More national-level NASH prevalence data is needed to generate accurate forecasts of HCRU and costs in the coming decades. In addition, available evidence on indirect or societal costs and caregiver burden is scarce and further research is justified to fully appreciate their impact on the economic burden of NASH. Finally, several of the included studies did not report data from patients with NASH alone but reported data from those with NASH with complications or comorbidities (e.g. T2D, kidney disease, ACLF), making it difficult to determine the cost burden driven purely by NASH and limiting the comparability of data across studies.
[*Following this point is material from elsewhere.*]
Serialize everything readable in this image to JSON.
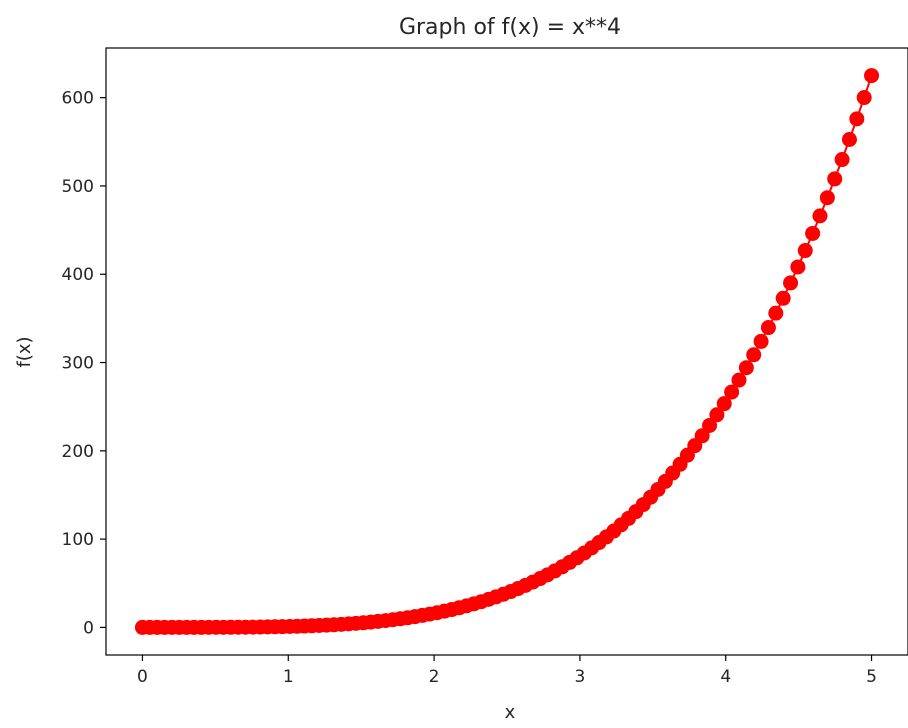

It would be beneficial for future studies to separate costs and resource use based on comorbid conditions (e.g. cost of hospitalisation in patients with NASH only; NASH plus obesity; NASH plus obesity and T2D) to understand if HCRU increases alongside the number of comorbid conditions.

5 Conclusions

There is a scarcity of NASH-specific economic outcomes data, and a lack of consistency amongst available data leads to difficulties in estimating the true economic burden associated with NASH. Despite this, the studies identified in this SLR show that NASH is associated with a significant economic burden in terms of increased HCRU, direct medical costs and societal burden, that increases with disease severity or when patients have complications or comorbidity. Increasing incidence rates of NASH coupled with the propensity for disease progression, duration of hospitalisation and associated amount of resource use are major factors in the economic burden of NASH to be absorbed by healthcare providers and patients alike. This burden, in parallel with the increasing obesity and T2D epidemics, is only likely to increase over time.